I looked at Euler Problem 808 (https://projecteuler.net/problem=808) and made a strange observation (please don't post help solving the problem):
For an integer x, let r(x) be the number created by writing the decimal digits of x in reverse order. For example r(123456) = 654321, r(1100220033) = 3300220011. The problem requires to find primes n such that r(n^2) is the square of a different prime m. There are about 130 solutions for n < 3.1 * 10^9 in 65 pairs. The first pair is 13^2 = 169 and 31^2 = 961.
The strange observation: For all pairs except 3 I found that m = r(n).
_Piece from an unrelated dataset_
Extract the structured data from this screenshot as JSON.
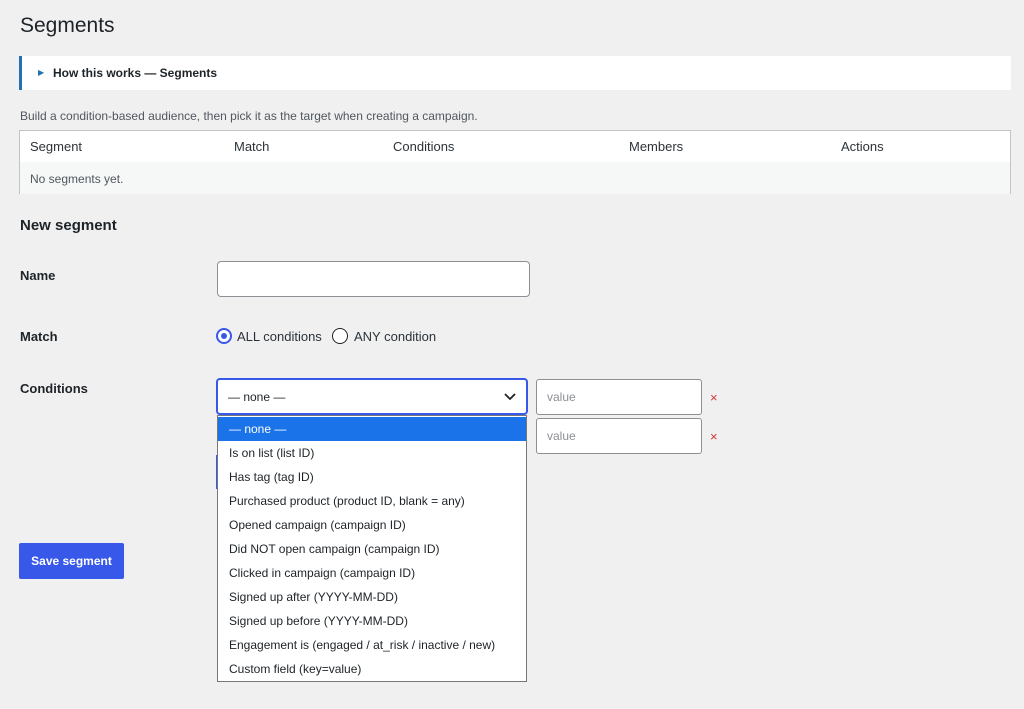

The only exceptions are
110092211^2 = 12120294922868521, 112191011^2 = 12586822949202121
1100091121^2 = 1210200474503036641, 1210910011^2 = 1466303054740020121
1100910121^2 = 1212003094520234641, 1210091011^2 = 1464320254903002121
Is that coincidence, or can anyone see a reason why these numbers are so rare (numbers where m^2 = r(n^2) but m != r(n))? If I change the requirement from "n, m are prime" to "n, m end in 1, 3, 7 or 9", then I get about 2115 pairs of squares with 127 pairs where m != r(n), a very similar percentage.
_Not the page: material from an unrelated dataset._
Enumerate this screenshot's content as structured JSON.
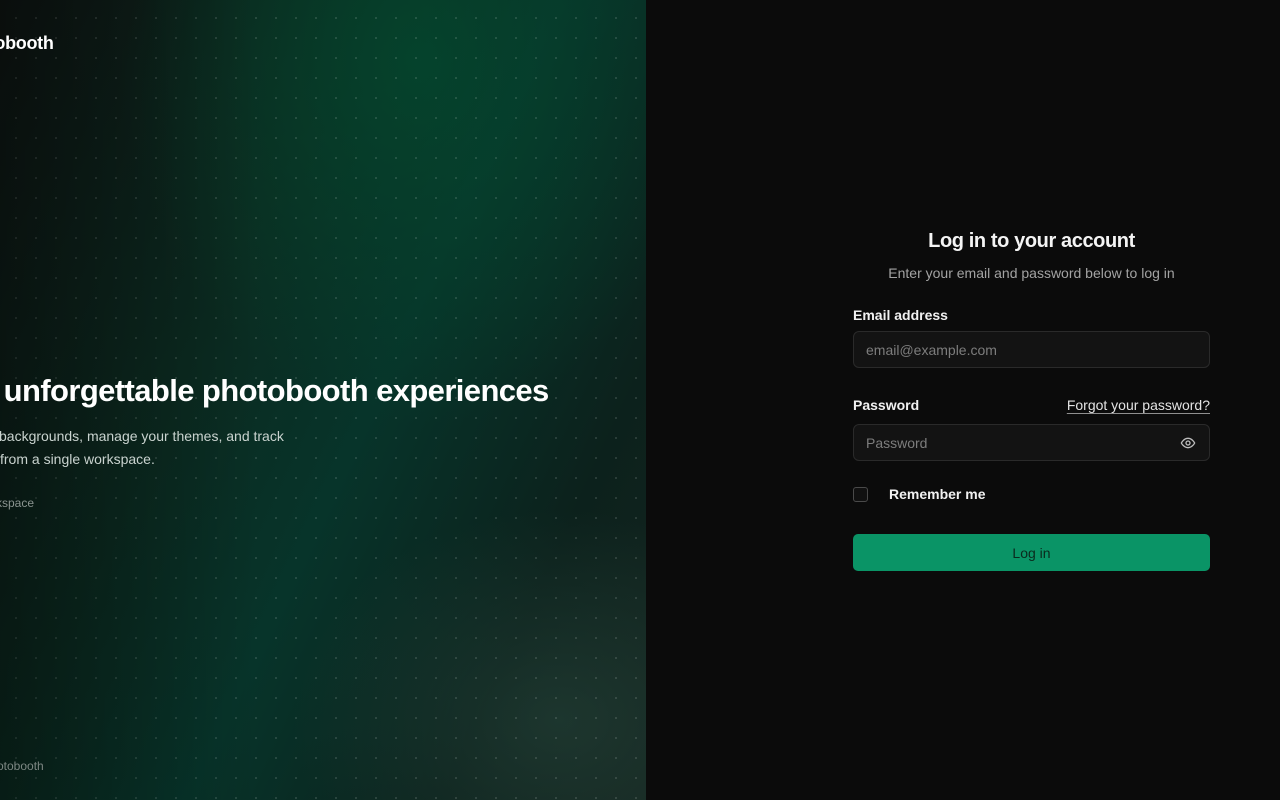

Note: Generalizing $\,r(n^2) = r(n)^2,\,$ for $\,r(n) := $ reverse the digits of $n$ shows that if you interpret a decimal number with k digits as a polynomial of degree k-1, evaluated at x = 10, then squaring n and reversing the result, and reversing n and squaring the result, will always give the same polynomial. If all the coefficients are less than 10, then we also have the same number. (But that is only part of the question).
So the explanation may be that while having a polynomial with all coefficients less than 10 is rare, having numbers where the digits are all right by coincidence is even less rare. I'll look at that and try to post an answer tonight.